No one escapes economics

Despite the common misconception that economics is mostly finance and banking (I haven't done a single finance module in my entire university career), economics is actually everywhere and it is almost impossible to escape it.

Today's world is as interconnected as it could possibly be; whether its next-day deliveries on amazon, ordering some cute Shiba-Inu themed socks from Canada, or paypal-ling a pal in a different country. Internationally, our economies are as connected as never before, both through trade and finance. Unions such as the EU have increased mobility enormously, it is now a lot easier to move to a completely different country, study abroad or simply travel than 50 years ago.

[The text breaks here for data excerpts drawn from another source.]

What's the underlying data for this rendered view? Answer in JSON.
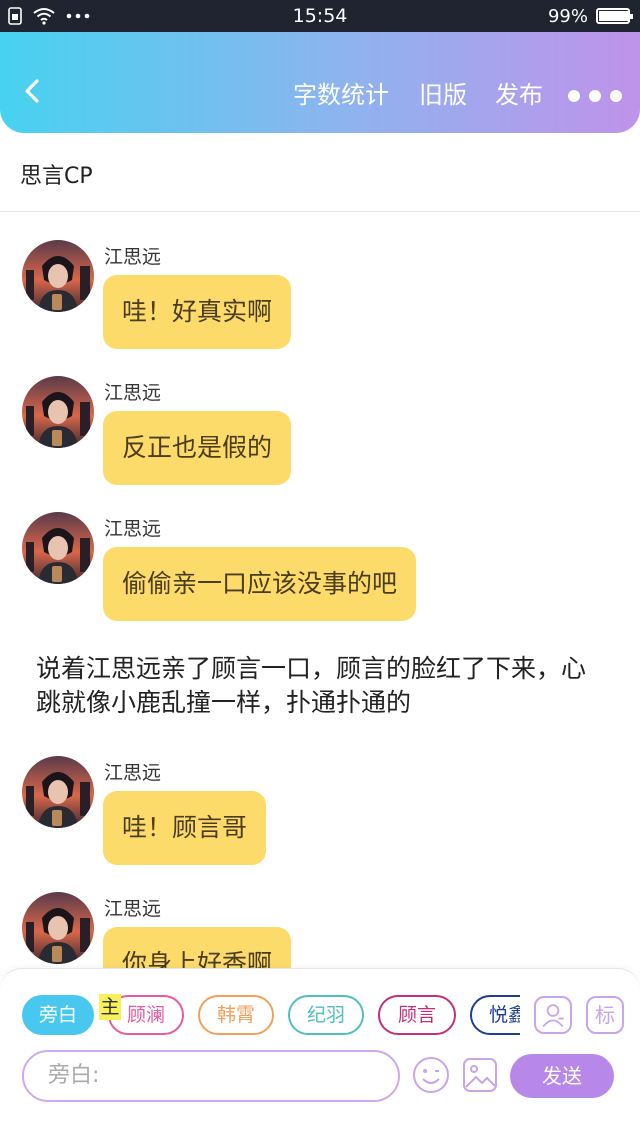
{
  "status_bar": {
    "time": "15:54",
    "battery": "99%",
    "battery_level": 0.99
  },
  "header": {
    "word_count": "字数统计",
    "old_version": "旧版",
    "publish": "发布"
  },
  "story_title": "思言CP",
  "messages": [
    {
      "speaker": "江思远",
      "text": "哇！好真实啊"
    },
    {
      "speaker": "江思远",
      "text": "反正也是假的"
    },
    {
      "speaker": "江思远",
      "text": "偷偷亲一口应该没事的吧"
    },
    {
      "speaker": "江思远",
      "text": "哇！顾言哥"
    },
    {
      "speaker": "江思远",
      "text": "你身上好香啊"
    }
  ],
  "narration": "说着江思远亲了顾言一口，顾言的脸红了下来，心跳就像小鹿乱撞一样，扑通扑通的",
  "toolbar": {
    "chips": [
      {
        "label": "旁白",
        "color": "#49c8ef"
      },
      {
        "label": "顾澜",
        "color": "#e75a9b"
      },
      {
        "label": "韩霄",
        "color": "#f0a25c"
      },
      {
        "label": "纪羽",
        "color": "#4fbfbf"
      },
      {
        "label": "顾言",
        "color": "#c2307a"
      },
      {
        "label": "悦鑫",
        "color": "#1e3f8f"
      }
    ],
    "main_tag": "主",
    "mark_label": "标",
    "input_placeholder": "旁白:",
    "send_label": "发送"
  },
  "colors": {
    "bubble": "#fddb6b",
    "accent": "#b788ea",
    "header_start": "#47d2f0",
    "header_end": "#bf93ea"
  }
}
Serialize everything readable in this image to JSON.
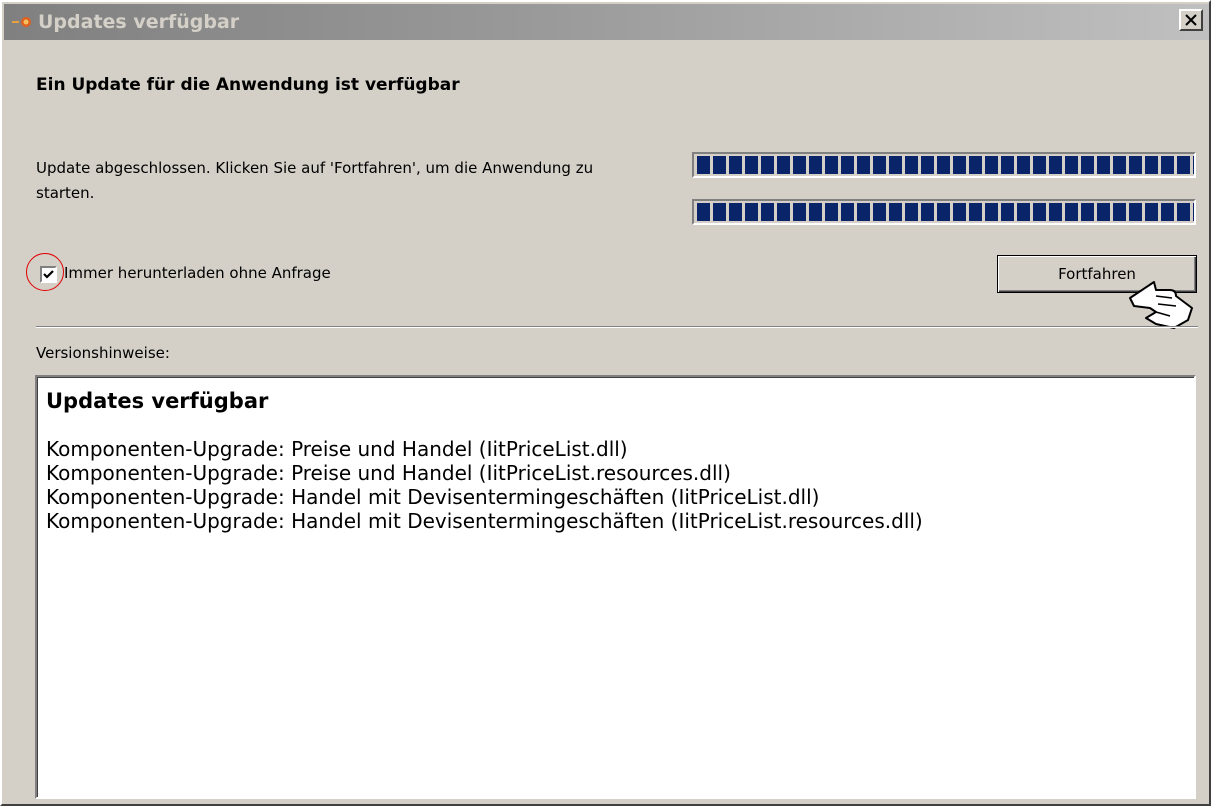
{
  "window": {
    "title": "Updates verfügbar",
    "heading": "Ein Update für die Anwendung ist verfügbar",
    "status_text": "Update abgeschlossen. Klicken Sie auf 'Fortfahren', um die Anwendung zu starten.",
    "progress": [
      1.0,
      1.0
    ],
    "checkbox": {
      "label": "Immer herunterladen ohne Anfrage",
      "checked": true
    },
    "continue_label": "Fortfahren",
    "notes_label": "Versionshinweise:",
    "notes": {
      "title": "Updates verfügbar",
      "lines": [
        "Komponenten-Upgrade: Preise und Handel (IitPriceList.dll)",
        "Komponenten-Upgrade: Preise und Handel (IitPriceList.resources.dll)",
        "Komponenten-Upgrade: Handel mit Devisentermingeschäften (IitPriceList.dll)",
        "Komponenten-Upgrade: Handel mit Devisentermingeschäften (IitPriceList.resources.dll)"
      ]
    }
  },
  "icons": {
    "app": "app-icon",
    "close": "close-icon",
    "check": "check-icon",
    "cursor": "hand-cursor-icon",
    "annotation": "red-circle-annotation"
  },
  "colors": {
    "progress_fill": "#0a246a",
    "annotation": "#e00000",
    "dialog_bg": "#d4d0c8"
  }
}
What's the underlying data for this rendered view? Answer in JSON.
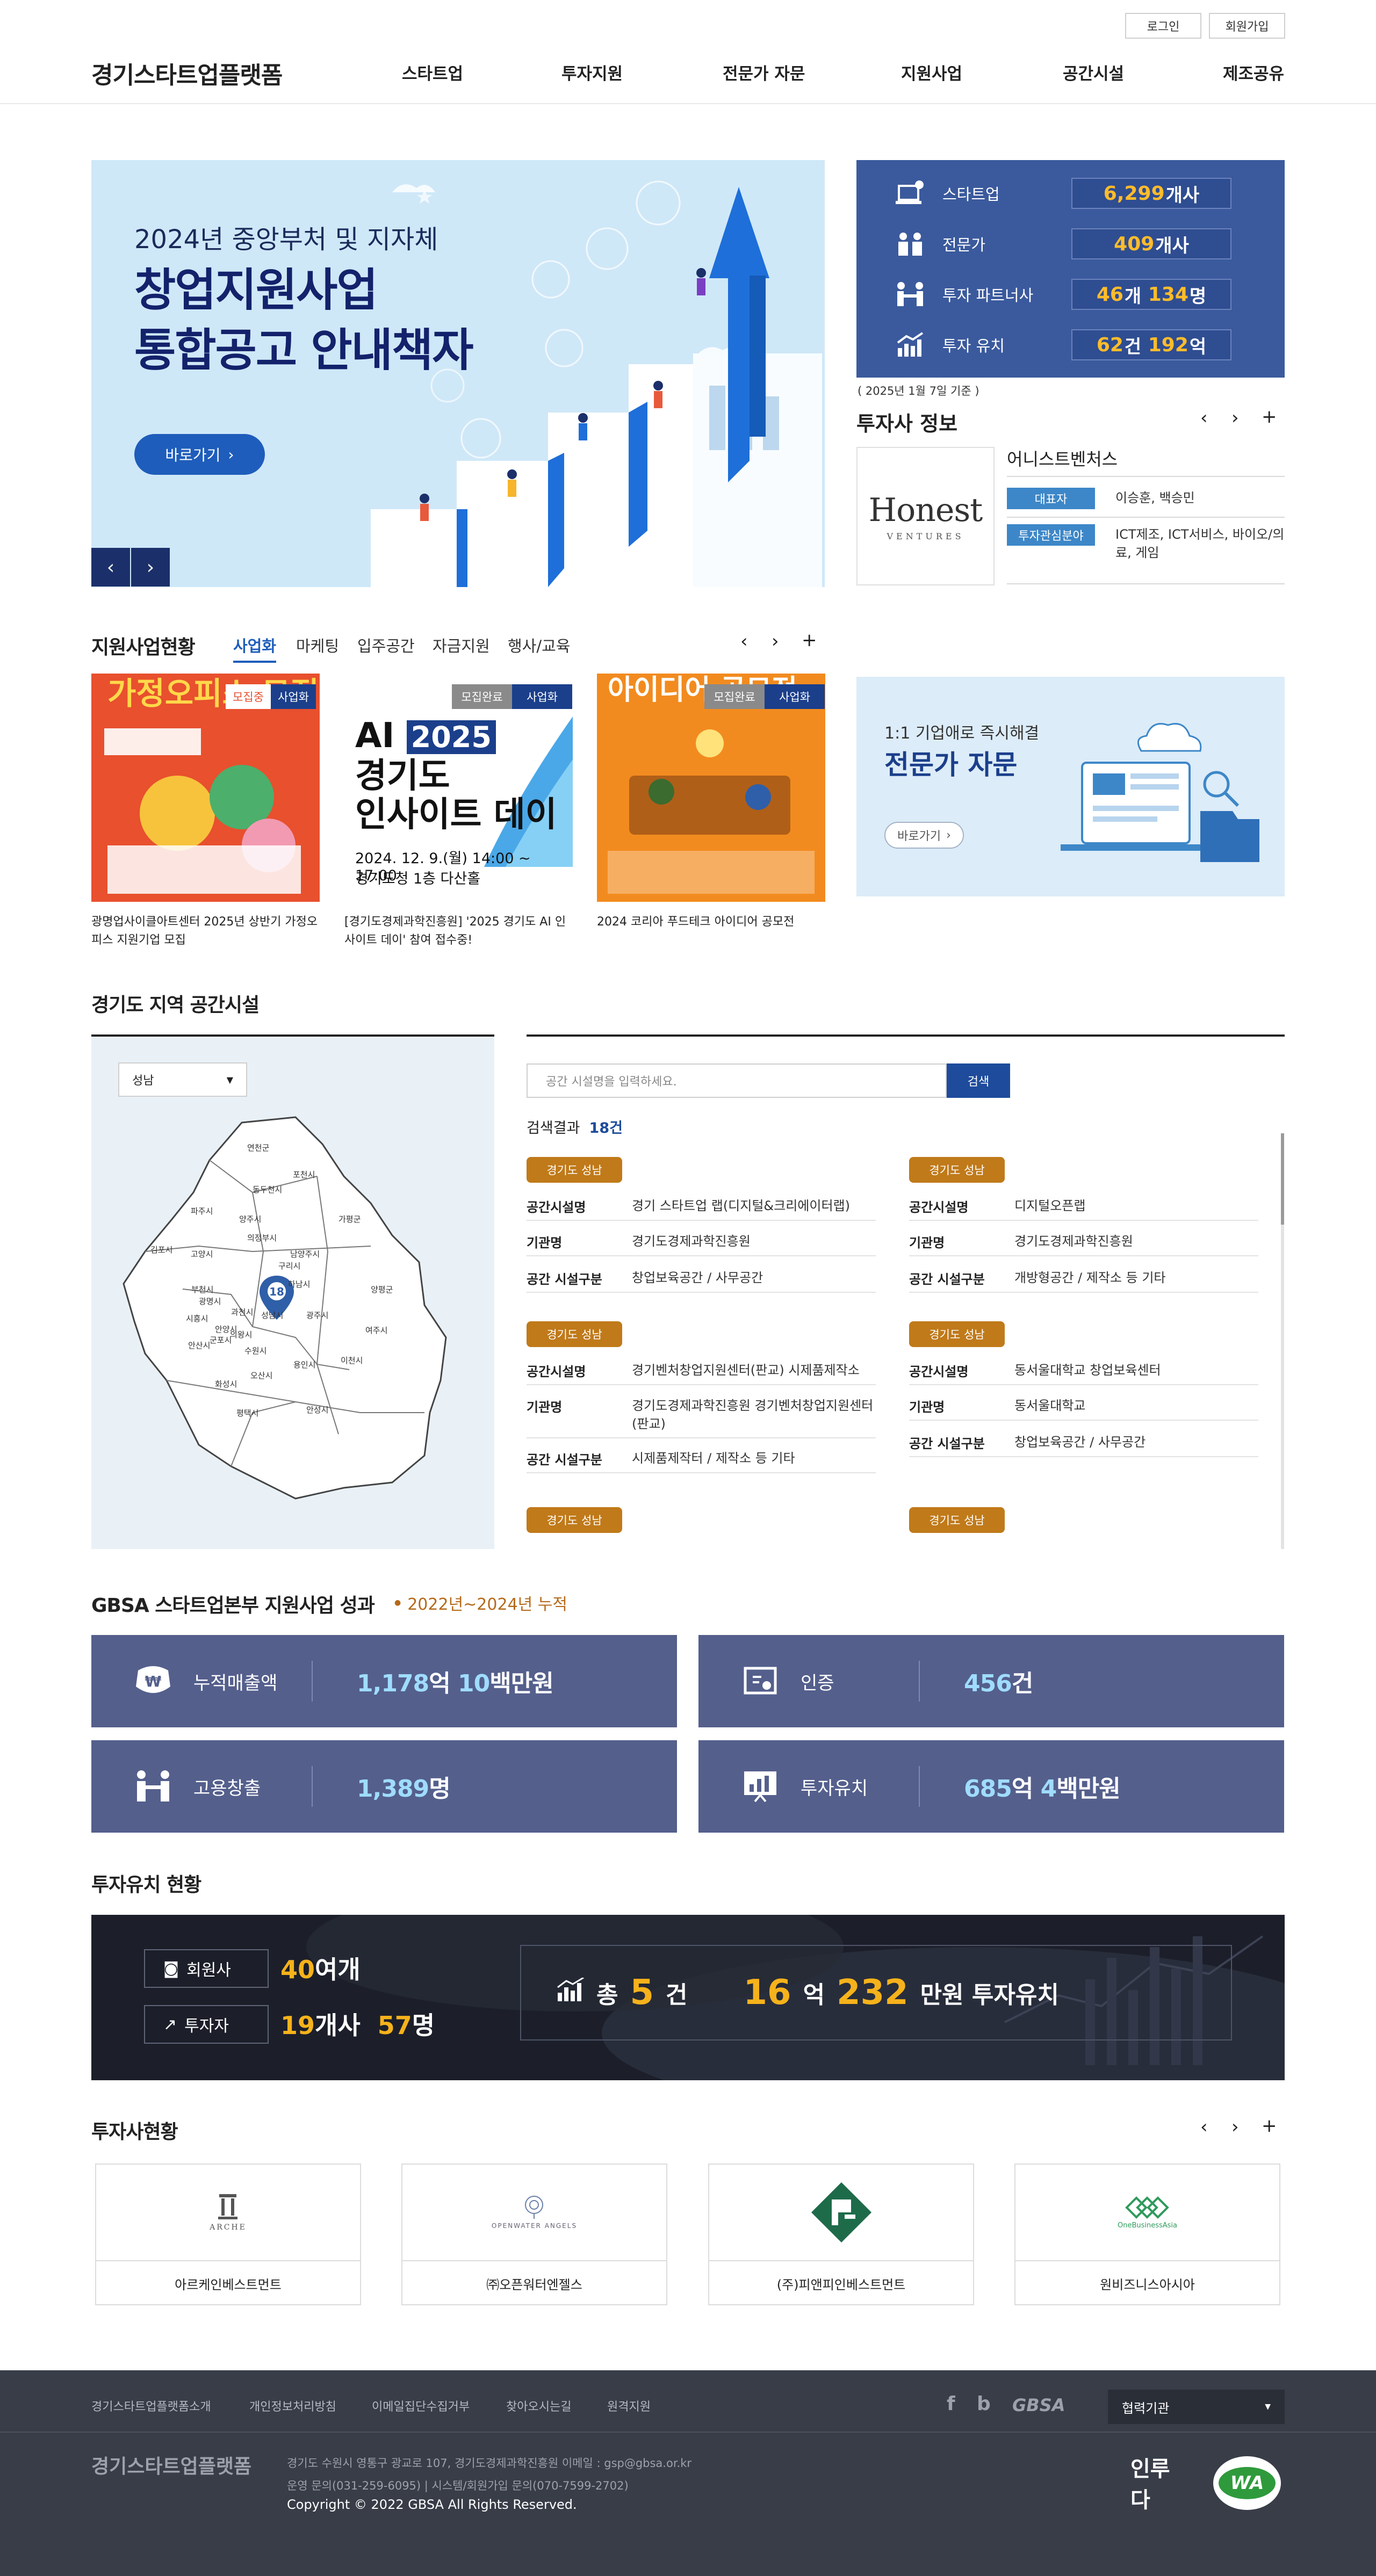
{
  "header": {
    "logo": "경기스타트업플랫폼",
    "login": "로그인",
    "join": "회원가입",
    "nav": [
      "스타트업",
      "투자지원",
      "전문가 자문",
      "지원사업",
      "공간시설",
      "제조공유"
    ]
  },
  "hero": {
    "subtitle": "2024년 중앙부처 및 지자체",
    "title_line1": "창업지원사업",
    "title_line2": "통합공고 안내책자",
    "button": "바로가기",
    "prev": "‹",
    "next": "›"
  },
  "stats": {
    "items": [
      {
        "label": "스타트업",
        "v1": "6,299",
        "u1": "개사",
        "icon": "startup-icon"
      },
      {
        "label": "전문가",
        "v1": "409",
        "u1": "개사",
        "icon": "expert-icon"
      },
      {
        "label": "투자 파트너사",
        "v1": "46",
        "u1": "개",
        "v2": "134",
        "u2": "명",
        "icon": "partner-icon"
      },
      {
        "label": "투자 유치",
        "v1": "62",
        "u1": "건",
        "v2": "192",
        "u2": "억",
        "icon": "investment-icon"
      }
    ],
    "note": "( 2025년 1월 7일 기준 )"
  },
  "investor_info": {
    "title": "투자사 정보",
    "logo_text": "Honest",
    "logo_sub": "VENTURES",
    "name": "어니스트벤처스",
    "ceo_label": "대표자",
    "ceo": "이승훈, 백승민",
    "field_label": "투자관심분야",
    "field": "ICT제조, ICT서비스, 바이오/의료, 게임"
  },
  "controls": {
    "prev": "‹",
    "next": "›",
    "more": "+"
  },
  "support": {
    "title": "지원사업현황",
    "tabs": [
      "사업화",
      "마케팅",
      "입주공간",
      "자금지원",
      "행사/교육"
    ],
    "cards": [
      {
        "img_title": "가정오피스 모집",
        "status": "모집중",
        "category": "사업화",
        "caption": "광명업사이클아트센터 2025년 상반기 가정오피스 지원기업 모집"
      },
      {
        "img_title_1": "AI",
        "img_title_2": "2025",
        "img_title_3": "경기도",
        "img_title_4": "인사이트 데이",
        "img_date": "2024. 12. 9.(월) 14:00 ~ 17:00",
        "img_place": "경기도청 1층 다산홀",
        "status": "모집완료",
        "category": "사업화",
        "caption": "[경기도경제과학진흥원] '2025 경기도 AI 인사이트 데이' 참여 접수중!"
      },
      {
        "img_title": "아이디어 공모전",
        "status": "모집완료",
        "category": "사업화",
        "caption": "2024 코리아 푸드테크 아이디어 공모전"
      }
    ],
    "expert": {
      "sub": "1:1 기업애로 즉시해결",
      "title": "전문가 자문",
      "button": "바로가기"
    }
  },
  "space": {
    "title": "경기도 지역 공간시설",
    "region_select": "성남",
    "map_count": "18",
    "map_labels": [
      "연천군",
      "포천시",
      "파주시",
      "동두천시",
      "양주시",
      "가평군",
      "의정부시",
      "고양시",
      "남양주시",
      "김포시",
      "구리시",
      "양평군",
      "하남시",
      "광명시",
      "과천시",
      "성남시",
      "시흥시",
      "안양시",
      "광주시",
      "의왕시",
      "여주시",
      "군포시",
      "안산시",
      "수원시",
      "용인시",
      "이천시",
      "오산시",
      "화성시",
      "평택시",
      "안성시",
      "부천시"
    ],
    "search_placeholder": "공간 시설명을 입력하세요.",
    "search_button": "검색",
    "result_label": "검색결과",
    "result_count": "18건",
    "key_name": "공간시설명",
    "key_org": "기관명",
    "key_type": "공간 시설구분",
    "results": [
      {
        "region": "경기도 성남",
        "name": "경기 스타트업 랩(디지털&크리에이터랩)",
        "org": "경기도경제과학진흥원",
        "type": "창업보육공간 / 사무공간"
      },
      {
        "region": "경기도 성남",
        "name": "디지털오픈랩",
        "org": "경기도경제과학진흥원",
        "type": "개방형공간 / 제작소 등 기타"
      },
      {
        "region": "경기도 성남",
        "name": "경기벤처창업지원센터(판교) 시제품제작소",
        "org": "경기도경제과학진흥원 경기벤처창업지원센터(판교)",
        "type": "시제품제작터 / 제작소 등 기타"
      },
      {
        "region": "경기도 성남",
        "name": "동서울대학교 창업보육센터",
        "org": "동서울대학교",
        "type": "창업보육공간 / 사무공간"
      },
      {
        "region": "경기도 성남"
      },
      {
        "region": "경기도 성남"
      }
    ]
  },
  "gbsa": {
    "title": "GBSA 스타트업본부 지원사업 성과",
    "period": "2022년~2024년 누적",
    "cards": [
      {
        "label": "누적매출액",
        "n1": "1,178",
        "u1": "억 ",
        "n2": "10",
        "u2": "백만원",
        "icon": "won-icon"
      },
      {
        "label": "인증",
        "n1": "456",
        "u1": "건",
        "icon": "certificate-icon"
      },
      {
        "label": "고용창출",
        "n1": "1,389",
        "u1": "명",
        "icon": "people-icon"
      },
      {
        "label": "투자유치",
        "n1": "685",
        "u1": "억 ",
        "n2": "4",
        "u2": "백만원",
        "icon": "chart-board-icon"
      }
    ]
  },
  "invest_status": {
    "title": "투자유치 현황",
    "member_label": "회원사",
    "member_n": "40",
    "member_u": "여개",
    "investor_label": "투자자",
    "investor_n1": "19",
    "investor_u1": "개사",
    "investor_n2": "57",
    "investor_u2": "명",
    "total_prefix": "총",
    "total_n": "5",
    "total_u": "건",
    "amount_n1": "16",
    "amount_u1": "억",
    "amount_n2": "232",
    "amount_u2": "만원 투자유치"
  },
  "vc_list": {
    "title": "투자사현황",
    "items": [
      {
        "name": "아르케인베스트먼트",
        "logo_text": "ARCHE"
      },
      {
        "name": "㈜오픈워터엔젤스",
        "logo_text": "OPENWATER ANGELS"
      },
      {
        "name": "(주)피앤피인베스트먼트",
        "logo_text": "P&P"
      },
      {
        "name": "원비즈니스아시아",
        "logo_text": "OneBusinessAsia"
      }
    ]
  },
  "footer": {
    "links": [
      "경기스타트업플랫폼소개",
      "개인정보처리방침",
      "이메일집단수집거부",
      "찾아오시는길",
      "원격지원"
    ],
    "partner_select": "협력기관",
    "brand": "GBSA",
    "logo": "경기스타트업플랫폼",
    "address": "경기도 수원시 영통구 광교로 107, 경기도경제과학진흥원 이메일 : gsp@gbsa.or.kr",
    "contact": "운영 문의(031-259-6095) | 시스템/회원가입 문의(070-7599-2702)",
    "copyright": "Copyright © 2022 GBSA All Rights Reserved.",
    "cert1": "인루다",
    "cert2": "WA"
  }
}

This interconnectedness brings many many advantages with it but it has also significantly increased some risks. Along the material interconnectedness through trade, for example, has also come financial globalization; banks nowadays hold monetary assets in other countries and people might have accounts abroad. While I won't bore you now with the details of financial integration (given that I barely grasped it myself in my last macroeconomics course) it is important to recognize the price we pay for EU-wide free roaming and ordering random stuff from across the ocean. Because this highly integrated system means that problems in one area can easily spread across the whole network as happened with the EU-crisis just a few years ago. How to remain connected while reducing the risk of crisis is a problem policy-makers still haven't solved. That has also to do with the nature of the crisis, given the complexity of the system no person understands all of it. That means you can put safety nets in place and try to anticipate potential problems but you won't know if your solutions work until the crisis hits.

But even if you ignore this international network and decide to consume and live only within your country (looking at you Trump) you will not escape economics. Because while nowadays we associate economics with big words like GDP, or labor markets, or stock prices, initially economics meant barter. Before money hit society people used to exchange goods for goods, one pair of shoes might have been worth 20 apples. We haven't lived in a full barter economy for many years but you have smaller forms of this in smaller units - such as prisons, where cigarettes act as a sort of currency.

I think the most striking example of how you can't escape the economy is that of the Westovers. Last weekend, I read the memoir "Educated" of Tara Westover, a woman who grew up in rural Idaho without any contact to the outside world. Her family were Mormons and her father did not want to interact with the government/ the establishment in any way, so Tara and siblings were born at home with a midwife, didn't have birth certificates (initially), didn't go to the hospital in any case, and weren't educated at a public school. It's a great book and I definitely recommend reading it to everyone, but one thing I noticed was despite trying to be completely self-sufficient, in his preparations for the end of the world Gene (pseudonym) Westover still couldn't escape the economy. He had to work so he could earn money, to pay for electricity and food, and later their family built a business around their mothers' herbal medicine - a business which could be explained with economic theories. I just found it impressive that no matter how hard you try to escape society, economics will always stay with you and the economic theories that we discuss on this blog can help organise and explain structures in almost any society.